Хряк, пребывая в крайнем замешательстве, расстроенно оглядел нас по очереди.
— Пустое все это, — сказал Степан зевая.
Хряк, словно нехотя или раздумывая над каждым своим шагом, двинулся вперед.
— И глупо! — добавил Степан. — Свинья — агент.
Похоже, это и стало последней каплей для несчастного Самсона, который никак не мог взять в толк, за что на него все разом ополчились. Он рванулся к вмятой в грязь эфорамки, и, визжа, взялся топтать ее передними копытами, словно мстя за все обиды. А может, так оно и было на самом деле.
— Гениально! — всплеснул я руками и хлопнул в ладоши. Затем вытащил из кармана еще одну морковку и протянул хряку. — Умничка, Самсон. Заслужил.
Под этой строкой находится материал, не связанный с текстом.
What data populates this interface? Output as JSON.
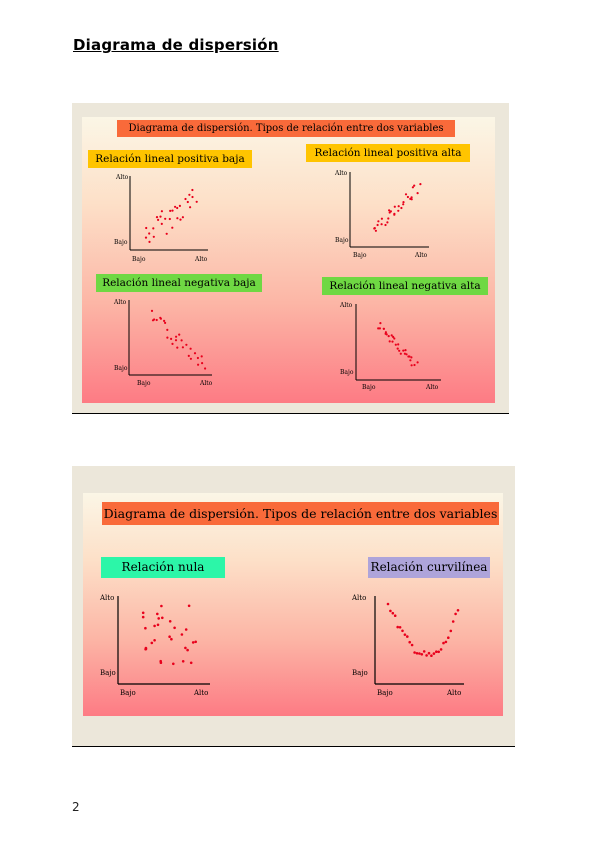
{
  "document": {
    "title": "Diagrama de dispersión",
    "page_number": "2"
  },
  "colors": {
    "banner": "#f96a3a",
    "label_yellow": "#ffc400",
    "label_green": "#6fd843",
    "label_mint": "#2cf6a8",
    "label_lavender": "#aea4da",
    "dot": "#e8001c"
  },
  "slide1": {
    "banner": "Diagrama de dispersión. Tipos de relación entre dos variables",
    "plots": [
      {
        "label": "Relación lineal positiva baja",
        "y_high": "Alto",
        "y_low": "Bajo",
        "x_low": "Bajo",
        "x_high": "Alto"
      },
      {
        "label": "Relación lineal positiva alta",
        "y_high": "Alto",
        "y_low": "Bajo",
        "x_low": "Bajo",
        "x_high": "Alto"
      },
      {
        "label": "Relación lineal  negativa baja",
        "y_high": "Alto",
        "y_low": "Bajo",
        "x_low": "Bajo",
        "x_high": "Alto"
      },
      {
        "label": "Relación lineal  negativa alta",
        "y_high": "Alto",
        "y_low": "Bajo",
        "x_low": "Bajo",
        "x_high": "Alto"
      }
    ]
  },
  "slide2": {
    "banner": "Diagrama de dispersión. Tipos de relación entre dos variables",
    "plots": [
      {
        "label": "Relación nula",
        "y_high": "Alto",
        "y_low": "Bajo",
        "x_low": "Bajo",
        "x_high": "Alto"
      },
      {
        "label": "Relación curvilínea",
        "y_high": "Alto",
        "y_low": "Bajo",
        "x_low": "Bajo",
        "x_high": "Alto"
      }
    ]
  }
}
Довольно похрюкивая, огромный свин принял подачку, а как только прожевал, вновь набросился на эфорамку, полагая, что за подобный пустяк, не стоивший ему особых усилий, его по уши завалят лакомствами.
— Э, не-ет! — поводил я пальцем перед его пятачком. — Это слишком просто. А теперь главное. Слушай и запоминай.
Хряк навострил уши. Уж больно ему хотелось полакомиться аппетитной морковкой.
Я снял с шеи Степана эфорамку и продемонстрировал ее Самсону.
— Эфорамка — плохо! — затем показал морковку. — Морковка — хорошо! — Опять показал эфорамку. — Плохо. — И морковку. — М-м, вкуснотища! — И рамку.
Зубищи хряка клацнули, но я успел отдернуть руку с эфорамкой раньше, чем она превратилась в жеваный пластик.
— Видел? — с видом победителя повернулся я к Степану.
— Здорово! — невольно восхитился тот. — А ну, еще раз.
Я поднес прибор к нервно подрагивающему пятачку Самсона. Хряк дернулся вперед не хуже натасканной легавой, но я опять успел среагировать раньше. А чтобы закрепить приобретенный навык, подсунул Самсону совсем маленькую морковку.
— На, заслужил.
Хряк остался недоволен подачкой, и возбужденно сучил копытами, сгорая от желания получить нечто более существенное.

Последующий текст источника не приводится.